Firefly Neuroscience today is best described as a high-innovation, pre-revenue neurotechnology company. Its financials show almost no commercial activity and ongoing losses, consistent with a firm still in the build-and-validate phase rather than the scale-and-profit phase. On the positive side, the company appears to have meaningful intangible strengths: a unique and growing dataset, a differentiated AI platform with regulatory clearance, and partnerships with recognized players in pharma and technology. These elements together form a credible competitive moat in a specialized, data-hungry field. On the risk side, limited financial disclosure and a lack of operating revenue make the business heavily dependent on continued access to capital and successful commercialization.

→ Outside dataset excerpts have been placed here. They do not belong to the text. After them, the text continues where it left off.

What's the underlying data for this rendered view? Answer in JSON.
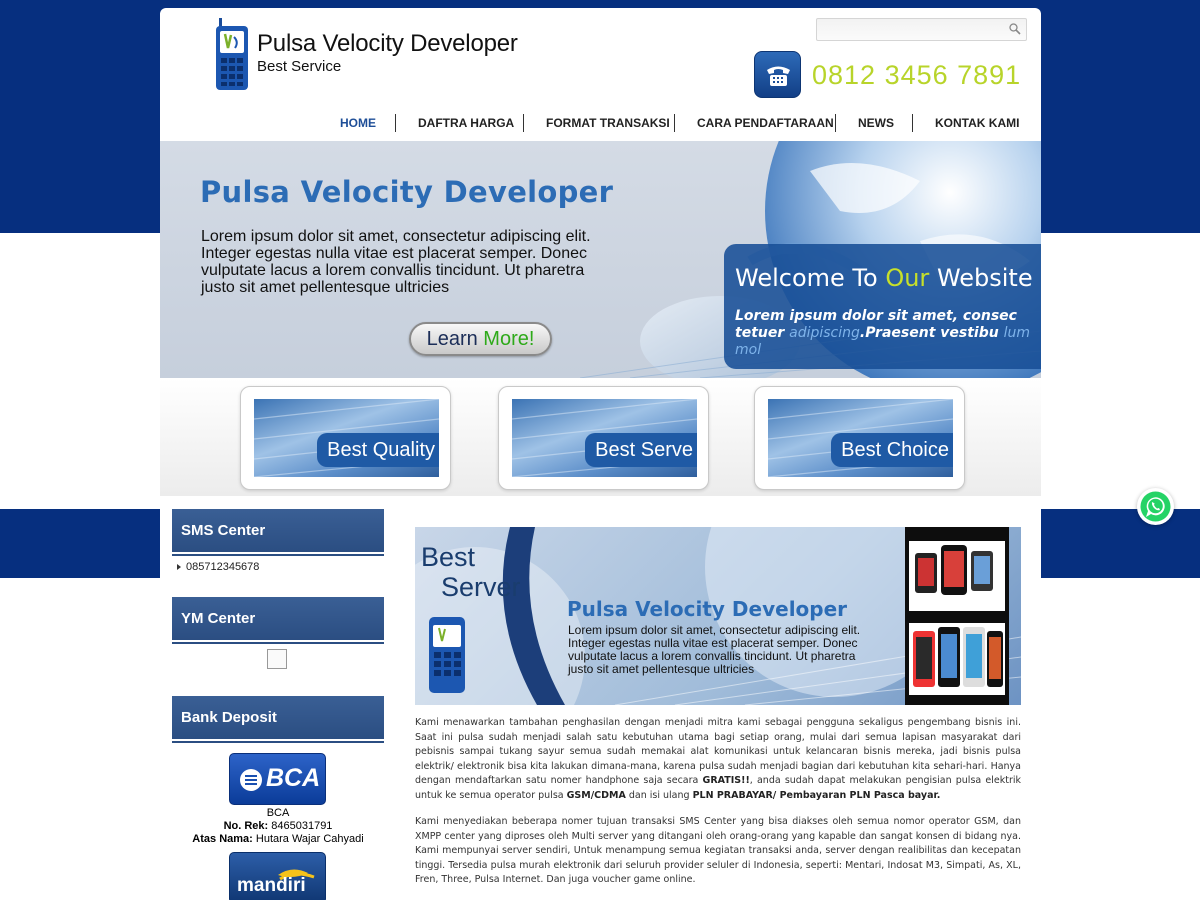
{
  "header": {
    "brand_name": "Pulsa Velocity Developer",
    "tagline": "Best Service",
    "phone_number": "0812 3456 7891",
    "search_value": ""
  },
  "nav": {
    "items": [
      {
        "label": "HOME",
        "active": true
      },
      {
        "label": "DAFTRA HARGA",
        "active": false
      },
      {
        "label": "FORMAT TRANSAKSI",
        "active": false
      },
      {
        "label": "CARA PENDAFTARAAN",
        "active": false
      },
      {
        "label": "NEWS",
        "active": false
      },
      {
        "label": "KONTAK KAMI",
        "active": false
      }
    ]
  },
  "hero": {
    "title": "Pulsa Velocity Developer",
    "text": "Lorem ipsum dolor sit amet, consectetur adipiscing elit. Integer egestas nulla vitae est placerat semper. Donec vulputate lacus a lorem convallis tincidunt. Ut pharetra justo sit amet pellentesque ultricies",
    "button_part1": "Learn",
    "button_part2": "More!",
    "welcome_a": "Welcome To",
    "welcome_hl": "Our",
    "welcome_b": "Website",
    "welcome_sub_a": "Lorem ipsum dolor sit amet, consec tetuer",
    "welcome_sub_dim1": "adipiscing",
    "welcome_sub_b": ".Praesent vestibu",
    "welcome_sub_dim2": "lum mol"
  },
  "features": [
    {
      "label": "Best Quality"
    },
    {
      "label": "Best Serve"
    },
    {
      "label": "Best Choice"
    }
  ],
  "sidebar": {
    "sms_title": "SMS Center",
    "sms_number": "085712345678",
    "ym_title": "YM Center",
    "bank_title": "Bank Deposit",
    "bca": {
      "logo_text": "BCA",
      "name": "BCA",
      "rek_label": "No. Rek:",
      "rek_value": "8465031791",
      "nama_label": "Atas Nama:",
      "nama_value": "Hutara Wajar Cahyadi"
    },
    "mandiri": {
      "logo_text": "mandiri"
    }
  },
  "main": {
    "banner_best": "Best",
    "banner_server": "Server",
    "banner_title": "Pulsa Velocity Developer",
    "banner_text": "Lorem ipsum dolor sit amet, consectetur adipiscing elit. Integer egestas nulla vitae est placerat semper. Donec vulputate lacus a lorem convallis tincidunt. Ut pharetra justo sit amet pellentesque ultricies",
    "p1_a": "Kami menawarkan tambahan penghasilan dengan menjadi mitra kami sebagai pengguna sekaligus pengembang bisnis ini. Saat ini pulsa sudah menjadi salah satu kebutuhan utama bagi setiap orang, mulai dari semua lapisan masyarakat dari pebisnis sampai tukang sayur semua sudah memakai alat komunikasi untuk kelancaran bisnis mereka, jadi bisnis pulsa elektrik/ elektronik bisa kita lakukan dimana-mana, karena pulsa sudah menjadi bagian dari kebutuhan kita sehari-hari. Hanya dengan mendaftarkan satu nomer handphone saja secara ",
    "p1_b1": "GRATIS!!",
    "p1_c": ", anda sudah dapat melakukan pengisian pulsa elektrik untuk ke semua operator pulsa ",
    "p1_b2": "GSM/CDMA",
    "p1_d": " dan isi ulang ",
    "p1_b3": "PLN PRABAYAR/ Pembayaran PLN Pasca bayar.",
    "p2": "Kami menyediakan beberapa nomer tujuan transaksi SMS Center yang bisa diakses oleh semua nomor operator GSM, dan XMPP center yang diproses oleh Multi server yang ditangani oleh orang-orang yang kapable dan sangat konsen di bidang nya. Kami mempunyai server sendiri, Untuk menampung semua kegiatan transaksi anda, server dengan realibilitas dan kecepatan tinggi. Tersedia pulsa murah elektronik dari seluruh provider seluler di Indonesia, seperti: Mentari, Indosat M3, Simpati, As, XL, Fren, Three, Pulsa Internet. Dan juga voucher game online."
  },
  "colors": {
    "navy_band": "#062f7f",
    "hotline": "#b8d42a",
    "accent_blue": "#2c6cb5",
    "whatsapp": "#25d366"
  }
}
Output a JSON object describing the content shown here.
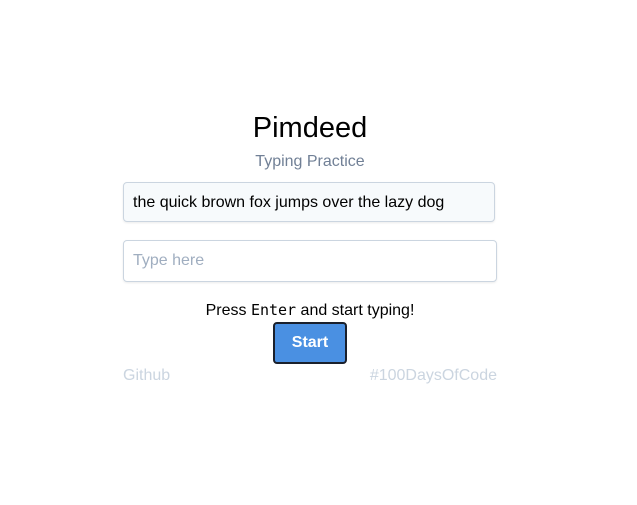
{
  "app": {
    "title": "Pimdeed",
    "subtitle": "Typing Practice"
  },
  "sample": {
    "text": "the quick brown fox jumps over the lazy dog"
  },
  "input": {
    "value": "",
    "placeholder": "Type here"
  },
  "hint": {
    "prefix": "Press ",
    "key": "Enter",
    "suffix": " and start typing!"
  },
  "start_button": {
    "label": "Start"
  },
  "footer": {
    "left_link": "Github",
    "right_link": "#100DaysOfCode"
  },
  "colors": {
    "accent": "#4a90e2",
    "muted_text": "#718096",
    "footer_text": "#cbd5e0"
  }
}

Execution risk is high: management must turn scientific and technical advantages into sustainable, repeatable revenue while navigating regulatory, clinical, and competitive challenges. Overall, AIFF looks like a classic early-stage, research-driven story in a promising but demanding niche. The company’s future will hinge less on current financial metrics and more on how effectively it can convert its innovation pipeline and partnerships into real-world adoption and, eventually, durable cash generation.